Agama ki simple, sing marakke ruwet ki menungsone.

Bashar ki pake indra. Bashirah artinya hati kecil (pandangan hati). Jadi nuwun sewu, saya lebih kasar daripada Cak Nun, saya takut ulama akan ditinggalkan umatnya. Sekarang banyak sekali Imam Al-Jaibi (dalam Bahasa Arab, al-jaibi=kantong). Jadi Hadratussyaikh Al-Jaibi itu yang penting berapa yang didapat, bukan soal mazhab atau dalil.”

“Kemudian krisis kepercayaan. Sekarang susah sekali cari orang yang bisa dipercaya, termasuk saya. Saya tidak mengkritik perayaan Idul Fithri secara seremonial, maaf-memaafkan, tapi apakah kita memang sudah saling memaafkan, antara guru – murid, orang tua – anak, atasan – bawahan, dan seterusnya.”

“Kalau dalam sepak bola, tendangan Anda nggak masuk-masuk, yang perlu diperbaiki itu tendangannya atau gawangnya yang digeser?
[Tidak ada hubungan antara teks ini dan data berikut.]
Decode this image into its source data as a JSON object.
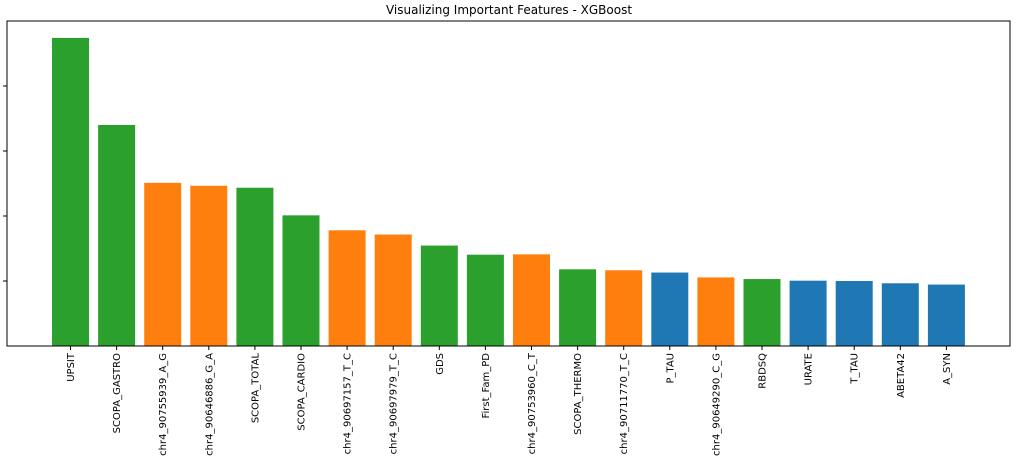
{
  "chart_data": {
    "type": "bar",
    "title": "Visualizing Important Features - XGBoost",
    "xlabel": "",
    "ylabel": "",
    "ylim": [
      0,
      0.1
    ],
    "ytick_values": [
      0.02,
      0.04,
      0.06,
      0.08
    ],
    "grid": false,
    "legend": "none",
    "categories": [
      "UPSIT",
      "SCOPA_GASTRO",
      "chr4_90755939_A_G",
      "chr4_90646886_G_A",
      "SCOPA_TOTAL",
      "SCOPA_CARDIO",
      "chr4_90697157_T_C",
      "chr4_90697979_T_C",
      "GDS",
      "First_Fam_PD",
      "chr4_90753960_C_T",
      "SCOPA_THERMO",
      "chr4_90711770_T_C",
      "P_TAU",
      "chr4_90649290_C_G",
      "RBDSQ",
      "URATE",
      "T_TAU",
      "ABETA42",
      "A_SYN"
    ],
    "values": [
      0.0948,
      0.068,
      0.0502,
      0.0493,
      0.0487,
      0.0402,
      0.0356,
      0.0343,
      0.0309,
      0.0281,
      0.0282,
      0.0236,
      0.0233,
      0.0226,
      0.0211,
      0.0206,
      0.0201,
      0.02,
      0.0193,
      0.0189
    ],
    "bar_colors": [
      "#2ca02c",
      "#2ca02c",
      "#ff7f0e",
      "#ff7f0e",
      "#2ca02c",
      "#2ca02c",
      "#ff7f0e",
      "#ff7f0e",
      "#2ca02c",
      "#2ca02c",
      "#ff7f0e",
      "#2ca02c",
      "#ff7f0e",
      "#1f77b4",
      "#ff7f0e",
      "#2ca02c",
      "#1f77b4",
      "#1f77b4",
      "#1f77b4",
      "#1f77b4"
    ]
  }
}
Seharusnya kan yang pertama, tapi sekarang ini yang sering kita lakukan justru malah menggeser gawangnya.”

“Bagi kita, nggak ada yang tinggi selain Allah. Di atas kita hanya Allah, di bawah kita hanya Bumi.”

“Di Gontor ada jargon yang sangat indah untuk kita pelajari : ‘Berbudi tinggi, berbadan sehat, berpengetahuan luas, berpikiran bebas. Jadi begitu urutannya. Jangan bebaskan pikiranmu nek kamu belum berbudi, nek kamu nggak cukup sehat,” ujar Cak Nun menutup Kenduri Cinta edisi September ini. Kemudian semua jamaah berdiri, berdoa bersama dengan dipimpin oleh Kiai Hasan Sahal.